Control and Prevention
If you have diabetes, you are not doomed to develop diabetic eye disease. Although you are at risk, you have the ability to control your diabetes so your vision is not compromised. Controlling diabetes requires you to monitor your blood sugar levels regularly. Follow some steps to help you control and preserve your vision:
Taking your Medicines regularly as prescribed by your doctor. Skipping of medication may leads to irregular control and is more hazardous.
Eating Right food is essential when trying to prevent or control diabetes. Eat a diet that is high in nutrients, low in fat and moderate in calories. A high-fiber diet with low glycaemic index foods (slow-release carbohydrates) will keep blood sugar steady and make you feel full. Although you do not need to eliminate sugar completely, you must limit sugar to a small serving. The good news is that as you cut sweets, your cravings will change and you will naturally desire more healthy foods.
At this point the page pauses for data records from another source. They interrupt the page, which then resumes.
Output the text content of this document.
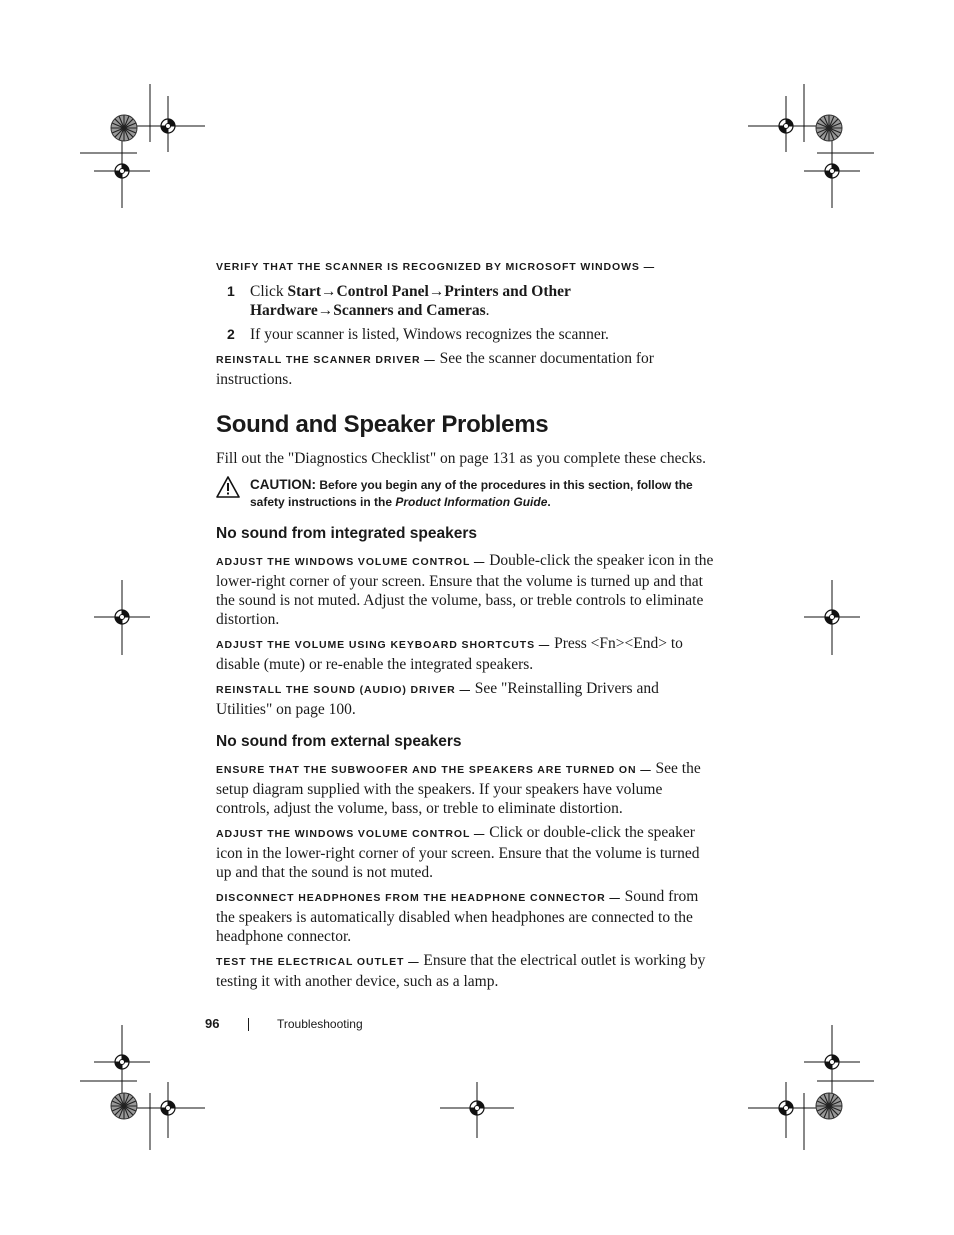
VERIFY THAT THE SCANNER IS RECOGNIZED BY MICROSOFT WINDOWS —
1 Click Start→Control Panel→Printers and Other Hardware→Scanners and Cameras.
2 If your scanner is listed, Windows recognizes the scanner.

REINSTALL THE SCANNER DRIVER — See the scanner documentation for instructions.

Sound and Speaker Problems

Fill out the "Diagnostics Checklist" on page 131 as you complete these checks.

CAUTION: Before you begin any of the procedures in this section, follow the safety instructions in the Product Information Guide.
No sound from integrated speakers

ADJUST THE WINDOWS VOLUME CONTROL — Double-click the speaker icon in the lower-right corner of your screen. Ensure that the volume is turned up and that the sound is not muted. Adjust the volume, bass, or treble controls to eliminate distortion.

ADJUST THE VOLUME USING KEYBOARD SHORTCUTS — Press <Fn><End> to disable (mute) or re-enable the integrated speakers.

REINSTALL THE SOUND (AUDIO) DRIVER — See "Reinstalling Drivers and Utilities" on page 100.

No sound from external speakers

ENSURE THAT THE SUBWOOFER AND THE SPEAKERS ARE TURNED ON — See the setup diagram supplied with the speakers. If your speakers have volume controls, adjust the volume, bass, or treble to eliminate distortion.

ADJUST THE WINDOWS VOLUME CONTROL — Click or double-click the speaker icon in the lower-right corner of your screen. Ensure that the volume is turned up and that the sound is not muted.

DISCONNECT HEADPHONES FROM THE HEADPHONE CONNECTOR — Sound from the speakers is automatically disabled when headphones are connected to the headphone connector.

TEST THE ELECTRICAL OUTLET — Ensure that the electrical outlet is working by testing it with another device, such as a lamp.

96	Troubleshooting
Keep your A1C level under 7%: A1C is a test you have during a visit to your endocrinologist to determine how well-controlled your diabetes has been during the previous 2-3 months. Keeping your blood glucose in this target range means less damage to the delicate blood vessels around your eyes.
Control blood pressure and Cholesterol Levels: People with diabetes have a greater chance of having high blood pressure and Cholesterol, which can cause eye blood vessel damage.
Regular Physical Exercise can help you control your blood sugar, increase fitness and reduce your risk for heart disease and nerve damage. You must track your blood sugar before, during and after exercise to prevent hypoglycaemia.
Annual comprehensive eye exams: If you are pre-diabetic or diabetic, it is even more important to have Complete Dilated eye exam to initially get baseline recordings of the eye conditions and then regular yearly follow-up visits to monitor changes in your vision. If you notice blurred vision and you have had diabetes for a length of time, it might be a signal you need to keep tighter control of your glucose levels.